In an increasingly globalised world, diversity is always a plus.  But for international students, it can also be important to get the balance right.

Some international students find attending a school that has a large cohort of students from their home country to be very supporting.  On the other hand, some international students are looking for somewhere that has low numbers of people from their home country, and high numbers of students from other parts of the world, so that they can be sure they’ll be forced out of their comfort zone.

Either way, make sure you check out this Diversity Index that lets you compare levels of international diversity at Australian, UK and NZ institutions.

Dropout rates

An institution’s ‘attrition rate’ (the number of people who drop out) is one of the best measures of student satisfaction there is.

In Australia, attrition rates are measured by the federal Department of Education. You can find the dropout rates (for domestic and overseas students) of different Australian institutions at their website.

Student Services

This is an aspect of universities that usually remains hidden to students until they’ve already begun their course.

Student services are the people you’ll have to deal with if you have an issue with enrollment, paying fees, course planning, health, welfare or basically anything important. You may not be thinking about these things now, but when you do, you’ll want your university’s student services to be easy to navigate, prompt and understanding.

You’ll also want them to have excellent services for international students because your needs will be slightly different from those of the domestic students.

Test out student services yourself before you settle on a university. Go and take a look at their websites – is it easy to find the different kinds of information you need? Do they have a specific section for international students and how useful is the information there? Do the websites seem up to date?

Ask yourself what kinds of services you’re likely to need – do you have a disability or health condition? Or are you likely to need financial assistance? Think of a question you’d like to ask student services and then actually call the university or send them an email to test the speed and quality of their response.

Campus Culture

What’s it actually like?

Campus culture is going to be one of the biggest contributing factors to your university experience – it’s also one of the hardest things to research.

Is it a really social campus? Does it celebrate multiculturalism? What kinds of clubs and societies can you join? Is there a strong sporting culture? What different kinds of people will you meet?

To answer these questions, there’s nothing wrong with reading up on the university’s own websites and publications to find out what they say about themselves – but you should also search alternative channels.

Try looking at; student-run magazines, papers and radio, alumni networks, student union websites or social media. Hearing from real current and past students will give you a much better picture of what it’s really like to study there.

Flexibility

Class and course flexibility are especially important to international students.

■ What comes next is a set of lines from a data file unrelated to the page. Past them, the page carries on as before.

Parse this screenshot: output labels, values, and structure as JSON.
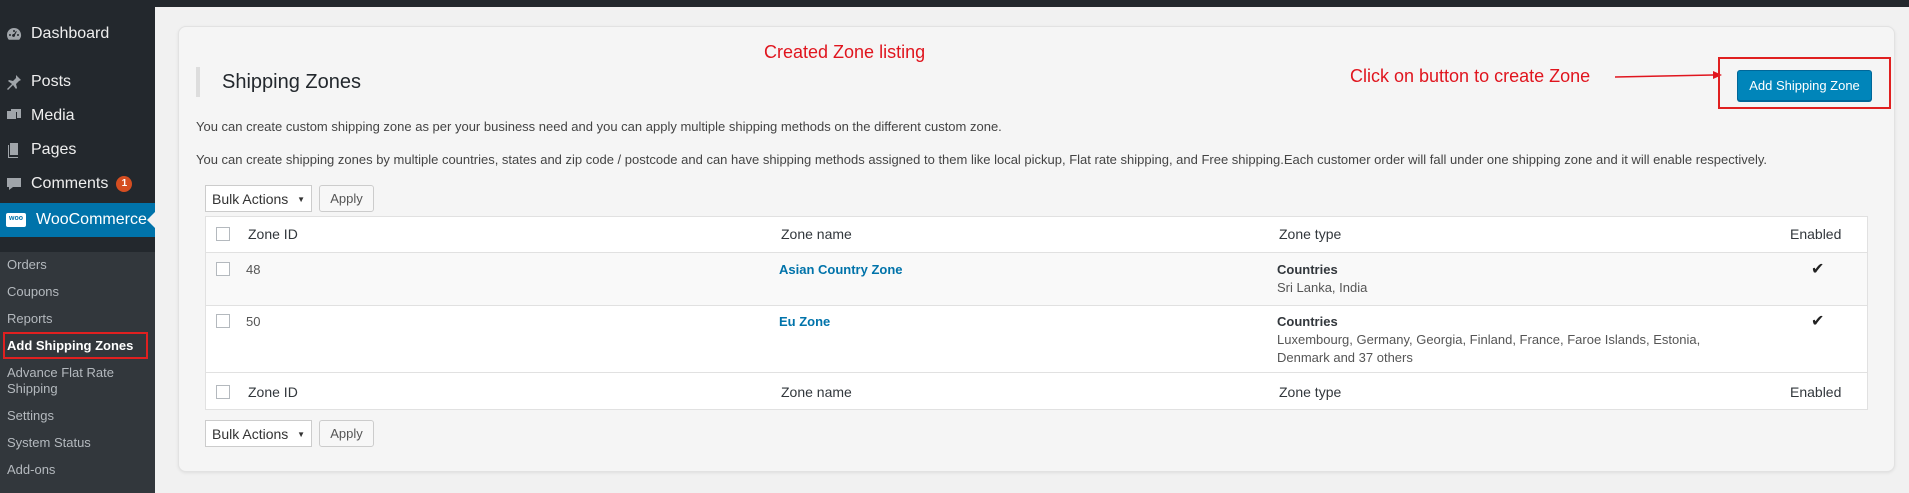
{
  "sidebar": {
    "items": [
      {
        "label": "Dashboard",
        "icon": "dashboard-icon"
      },
      {
        "label": "Posts",
        "icon": "pin-icon"
      },
      {
        "label": "Media",
        "icon": "media-icon"
      },
      {
        "label": "Pages",
        "icon": "pages-icon"
      },
      {
        "label": "Comments",
        "icon": "comment-icon",
        "badge": "1"
      },
      {
        "label": "WooCommerce",
        "icon": "woo-icon"
      }
    ],
    "submenu": [
      "Orders",
      "Coupons",
      "Reports",
      "Add Shipping Zones",
      "Advance Flat Rate Shipping",
      "Settings",
      "System Status",
      "Add-ons"
    ],
    "woo_icon_text": "woo"
  },
  "page": {
    "title": "Shipping Zones",
    "add_button": "Add Shipping Zone",
    "desc1": "You can create custom shipping zone as per your business need and you can apply multiple shipping methods on the different custom zone.",
    "desc2": "You can create shipping zones by multiple countries, states and zip code / postcode and can have shipping methods assigned to them like local pickup, Flat rate shipping, and Free shipping.Each customer order will fall under one shipping zone and it will enable respectively."
  },
  "annotations": {
    "listing": "Created Zone listing",
    "button": "Click on button to create Zone",
    "color": "#e0151e"
  },
  "bulk": {
    "label": "Bulk Actions",
    "apply": "Apply"
  },
  "table": {
    "headers": [
      "Zone ID",
      "Zone name",
      "Zone type",
      "Enabled"
    ],
    "rows": [
      {
        "id": "48",
        "name": "Asian Country Zone",
        "type": "Countries",
        "detail1": "Sri Lanka, India",
        "detail2": "",
        "enabled": true
      },
      {
        "id": "50",
        "name": "Eu Zone",
        "type": "Countries",
        "detail1": "Luxembourg, Germany, Georgia, Finland, France, Faroe Islands, Estonia,",
        "detail2": "Denmark and 37 others",
        "enabled": true
      }
    ]
  },
  "colors": {
    "sidebar": "#23282d",
    "accent": "#0073aa",
    "button": "#0085ba"
  }
}
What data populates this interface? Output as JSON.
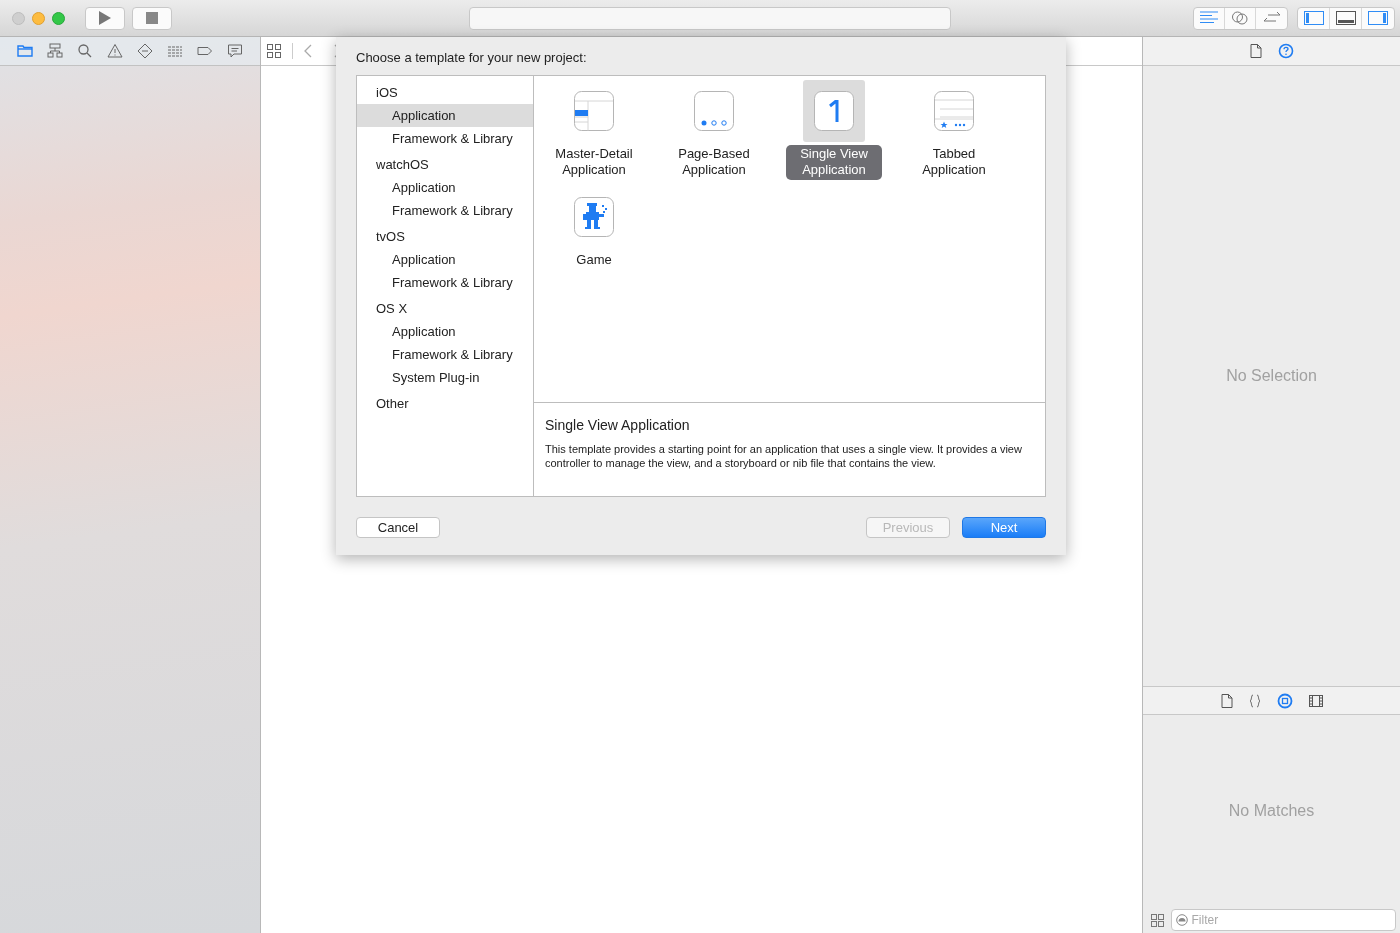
{
  "toolbar": {
    "editor_modes": [
      {
        "selected": true
      },
      {
        "selected": false
      },
      {
        "selected": false
      }
    ],
    "panels": [
      {
        "shown": true
      },
      {
        "shown": false
      },
      {
        "shown": true
      }
    ]
  },
  "navigator_tabs": [
    {
      "selected": true
    },
    {
      "selected": false
    },
    {
      "selected": false
    },
    {
      "selected": false
    },
    {
      "selected": false
    },
    {
      "selected": false
    },
    {
      "selected": false
    },
    {
      "selected": false
    }
  ],
  "dialog": {
    "title": "Choose a template for your new project:",
    "platforms": [
      {
        "label": "iOS",
        "selected": false,
        "children": [
          {
            "label": "Application",
            "selected": true
          },
          {
            "label": "Framework & Library",
            "selected": false
          }
        ]
      },
      {
        "label": "watchOS",
        "selected": false,
        "children": [
          {
            "label": "Application",
            "selected": false
          },
          {
            "label": "Framework & Library",
            "selected": false
          }
        ]
      },
      {
        "label": "tvOS",
        "selected": false,
        "children": [
          {
            "label": "Application",
            "selected": false
          },
          {
            "label": "Framework & Library",
            "selected": false
          }
        ]
      },
      {
        "label": "OS X",
        "selected": false,
        "children": [
          {
            "label": "Application",
            "selected": false
          },
          {
            "label": "Framework & Library",
            "selected": false
          },
          {
            "label": "System Plug-in",
            "selected": false
          }
        ]
      },
      {
        "label": "Other",
        "selected": false
      }
    ],
    "templates": [
      {
        "label": "Master-Detail Application",
        "selected": false
      },
      {
        "label": "Page-Based Application",
        "selected": false
      },
      {
        "label": "Single View Application",
        "selected": true
      },
      {
        "label": "Tabbed Application",
        "selected": false
      },
      {
        "label": "Game",
        "selected": false
      }
    ],
    "description": {
      "title": "Single View Application",
      "text": "This template provides a starting point for an application that uses a single view. It provides a view controller to manage the view, and a storyboard or nib file that contains the view."
    },
    "buttons": [
      {
        "label": "Cancel",
        "kind": "plain",
        "disabled": false
      },
      {
        "label": "Previous",
        "kind": "plain",
        "disabled": true
      },
      {
        "label": "Next",
        "kind": "default",
        "disabled": false
      }
    ]
  },
  "inspector": {
    "tabs": [
      {
        "selected": false
      },
      {
        "selected": true
      }
    ],
    "empty_text": "No Selection"
  },
  "library": {
    "tabs": [
      {
        "selected": false
      },
      {
        "selected": false
      },
      {
        "selected": true
      },
      {
        "selected": false
      }
    ],
    "empty_text": "No Matches",
    "filter": {
      "placeholder": "Filter"
    }
  }
}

This isn’t just a matter of being able to choose some interesting electives if you want to, but also the timing and accessibility of classes

Many students work part-time, some may even need to take an unexpected break from school or repeat a class. It’s important to read over the available course outlines carefully and draw up an imaginary plan of the next few years. Are the class selections very rigid and does that bother you? Will you be able to finish within your time and budget constraints? What are the expectations for attendance and can you make it?

Check to see if an institution offers night, weekend or online classes. They may even offer a third semester for students wanting to knock some units off over the summer. You should also try to find out if they offer online lecture recordings for your classes.

Things rarely always go exactly as planned, so make sure you research the degree’s inbuilt flexibility before you sign up for anything!

 

We hope this helps you narrow down your options – good luck choosing your new school!